The odds of good adherence versus the combined poor and fair adherence were 1.45 times higher among patients with a recent CD4 count of 200–499 cells/mm3 compared to those patients with a recent CD4 count of <200 cells/mm3, given that all other variables in the model are held constant. Likewise, the odds of good adherence versus the combined poor and fair adherence were 1.84 times higher among patients with a recent CD4 count of ≥500 cells/mm3 compared to those patients with a recent CD4 count of <200 cells/mm3, given that all other variables in the model are held constant. A previous study evidenced that patients with higher recent CD4 count were significantly associated with adherence.23 A similar study also showed that low CD4 cell counts were associated with increased risk of non-adherence.35 This is because good adherence contributes to greater growth of CD4 cell counts.36 Or in those patients who miss building immunity, it is due to viral non-clearance from the blood in the absence of optimal adherence. Likewise, for patients with WHO staging II, III and IV compared with WHO staging I, the odds of good adherence versus the combined poor and fair adherence were 53%, 75% and 43% lower respectively, given that all of the other variables in the model held constant. However, a study from Northeast Ethiopia indicated that WHO clinical staging was not associated with medication adherence.25 This difference might be in study method difference, in which the later one was with a small sample size that cannot ensure external validity. On the other hand, for patients with viral non-suppression taking viral suppression as reference, the odds of good adherence versus the combined poor and fair adherence was 46% lower, given that all of the other variables in the model held constant. There were other similar studies which support non-adherence was associated with unsustained viral suppression patients.37 Likewise, higher viral loads are associated with increased risk of non-adherence.35 This is because as viremia increases, the probability of complication increases, which results in forgetting the medication time.

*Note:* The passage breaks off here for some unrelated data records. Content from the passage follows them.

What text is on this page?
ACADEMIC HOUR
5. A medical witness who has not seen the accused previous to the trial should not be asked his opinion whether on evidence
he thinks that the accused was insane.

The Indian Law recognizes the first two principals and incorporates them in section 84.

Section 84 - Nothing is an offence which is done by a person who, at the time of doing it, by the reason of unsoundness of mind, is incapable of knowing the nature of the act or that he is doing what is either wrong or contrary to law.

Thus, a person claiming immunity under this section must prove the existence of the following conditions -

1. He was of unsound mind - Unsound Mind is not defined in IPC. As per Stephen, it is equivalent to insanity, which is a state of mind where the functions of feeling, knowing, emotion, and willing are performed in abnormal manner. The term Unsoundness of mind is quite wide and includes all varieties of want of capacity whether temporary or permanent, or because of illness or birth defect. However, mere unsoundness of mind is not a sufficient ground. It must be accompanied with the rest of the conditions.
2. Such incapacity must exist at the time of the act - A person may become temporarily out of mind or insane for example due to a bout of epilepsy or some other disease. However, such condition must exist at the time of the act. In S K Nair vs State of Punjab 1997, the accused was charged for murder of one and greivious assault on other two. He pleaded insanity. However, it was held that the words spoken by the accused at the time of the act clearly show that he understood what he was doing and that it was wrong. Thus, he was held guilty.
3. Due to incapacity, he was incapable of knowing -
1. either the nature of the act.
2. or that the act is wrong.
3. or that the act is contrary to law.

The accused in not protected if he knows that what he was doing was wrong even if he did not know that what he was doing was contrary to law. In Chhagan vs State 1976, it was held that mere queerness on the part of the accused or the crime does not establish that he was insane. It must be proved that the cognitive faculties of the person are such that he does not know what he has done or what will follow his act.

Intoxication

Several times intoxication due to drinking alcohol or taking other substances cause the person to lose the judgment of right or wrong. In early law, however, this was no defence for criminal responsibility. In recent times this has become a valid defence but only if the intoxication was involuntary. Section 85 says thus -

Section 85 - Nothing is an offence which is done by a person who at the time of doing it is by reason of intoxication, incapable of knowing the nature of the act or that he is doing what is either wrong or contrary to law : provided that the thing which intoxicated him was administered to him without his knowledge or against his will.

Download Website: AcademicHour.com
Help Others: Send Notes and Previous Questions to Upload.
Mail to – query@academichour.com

Strengths and Limitations of the Study

The strengths of the study are that the study was done in a relatively higher sample size with an appropriate analysis technique that provides important information regarding patients’ medication adherence to ART treatment in Northern Ethiopia. Despite these strengths, the study was not without limitation. Adherence was measured based on self-report and is susceptible to recall and social desirability bias. Due to the nature of secondary data, the analysis misses some important variables such as the existence of family support, disclosure, co-morbidity and grade of ART experience in HIV-infected patients.

Conclusion

There was a higher level of adherence compared to the previously conducted studies in Ethiopia. Being male, patients from general hospitals, WHO staging II, III and IV and non-suppressed VL status were negatively associated with good adherence. Whereas, older ages, recent CD4 count of 200–499 and ≥500 CD4 count were positively associated with good ART drug adherence. The health system should recognize a higher need of the younger age groups and males to design targeted counseling and support for this high-risk group. The present study supports the need to promote adherence and encourage consistently high levels of adherence to achieve a good treatment outcome and slow the development of drug resistance.